Browning tar, a rote of car zoom noises around my window. The sun sets in a distance, a lot earlier than before, to a now conditioned amazement. Afternoon and night share a neighbourly block on the street of a dying year. Tick, tock, the clock hand counts the moments again in memories of times gone before. At a different time but in a similar pose, time counted down. The geese quacked. The refrigerator hummed creaky tunes in the middle of night. Ice formed into layers of sweat balls around the glass, and everything else stayed still.

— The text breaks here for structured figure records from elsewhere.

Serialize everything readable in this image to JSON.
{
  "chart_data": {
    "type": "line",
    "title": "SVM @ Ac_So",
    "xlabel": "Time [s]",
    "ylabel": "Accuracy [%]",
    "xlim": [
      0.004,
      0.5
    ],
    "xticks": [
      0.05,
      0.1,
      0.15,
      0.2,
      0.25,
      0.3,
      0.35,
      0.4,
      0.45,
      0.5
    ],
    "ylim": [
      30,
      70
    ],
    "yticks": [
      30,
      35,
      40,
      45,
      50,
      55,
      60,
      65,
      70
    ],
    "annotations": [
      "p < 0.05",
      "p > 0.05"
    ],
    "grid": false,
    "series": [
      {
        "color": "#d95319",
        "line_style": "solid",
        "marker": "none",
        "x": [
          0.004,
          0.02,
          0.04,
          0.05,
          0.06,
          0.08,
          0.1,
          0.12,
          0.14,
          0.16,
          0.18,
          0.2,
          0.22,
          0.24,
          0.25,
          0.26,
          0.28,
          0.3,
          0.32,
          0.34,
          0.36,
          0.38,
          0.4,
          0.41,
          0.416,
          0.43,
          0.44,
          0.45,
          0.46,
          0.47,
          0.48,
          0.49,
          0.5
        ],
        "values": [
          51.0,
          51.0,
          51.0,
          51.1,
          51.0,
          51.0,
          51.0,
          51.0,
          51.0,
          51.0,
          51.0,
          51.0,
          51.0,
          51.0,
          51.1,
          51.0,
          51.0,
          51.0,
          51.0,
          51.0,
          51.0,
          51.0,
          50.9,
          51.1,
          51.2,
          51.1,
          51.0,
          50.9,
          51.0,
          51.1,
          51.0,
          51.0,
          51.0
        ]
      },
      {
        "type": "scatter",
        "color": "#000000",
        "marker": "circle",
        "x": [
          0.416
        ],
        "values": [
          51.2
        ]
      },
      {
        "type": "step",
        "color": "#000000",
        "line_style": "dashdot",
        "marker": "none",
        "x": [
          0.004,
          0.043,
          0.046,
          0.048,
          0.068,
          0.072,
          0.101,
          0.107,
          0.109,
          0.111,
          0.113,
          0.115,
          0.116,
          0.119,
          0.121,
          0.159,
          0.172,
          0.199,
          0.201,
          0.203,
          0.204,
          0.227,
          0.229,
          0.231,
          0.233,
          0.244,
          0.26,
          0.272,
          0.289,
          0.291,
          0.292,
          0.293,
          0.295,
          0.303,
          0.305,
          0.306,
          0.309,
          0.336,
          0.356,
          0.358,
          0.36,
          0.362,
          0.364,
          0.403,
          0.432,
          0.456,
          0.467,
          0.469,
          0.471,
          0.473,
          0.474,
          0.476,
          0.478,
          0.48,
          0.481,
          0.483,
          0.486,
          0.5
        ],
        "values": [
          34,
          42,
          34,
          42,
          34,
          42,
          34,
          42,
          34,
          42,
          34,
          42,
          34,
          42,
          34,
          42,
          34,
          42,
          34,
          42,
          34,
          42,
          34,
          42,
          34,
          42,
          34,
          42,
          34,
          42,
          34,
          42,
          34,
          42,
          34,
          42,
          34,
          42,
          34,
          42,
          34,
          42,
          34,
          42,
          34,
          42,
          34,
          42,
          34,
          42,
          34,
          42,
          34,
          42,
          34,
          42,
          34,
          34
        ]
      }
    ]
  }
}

The world has not changed since then, or has it? Many months of movements follow each other in steps of ease, and texts, and work, and revolts. And here we are, another winter, another dark evening at four o’ clock. It is a short remove from those quiet times, just two years ago, in the sober remove of a rustic village, but here it is. A year winds down with the last paces of its easing rote, crank and all.

 

Across from me, Dawning.

Waking up to the soft silence of fall, there is a magic unspoken. Trees bob light heads in the kindness of the wind. Yellow leaves blow around a once lonely place. The ground lay spread on a terrace of rust. Through the solid glass where the traveller looks out into the backyard, the season floats in the air like a dream of a faraway land. The snap, crackle of dry broken stems could only break the silences. They rarely shake the shape of the morning out of the serene lure of its affection. Morning breaks into the rote of rust. It brings with it silence, crackles of dry slivers of life across the dawning day.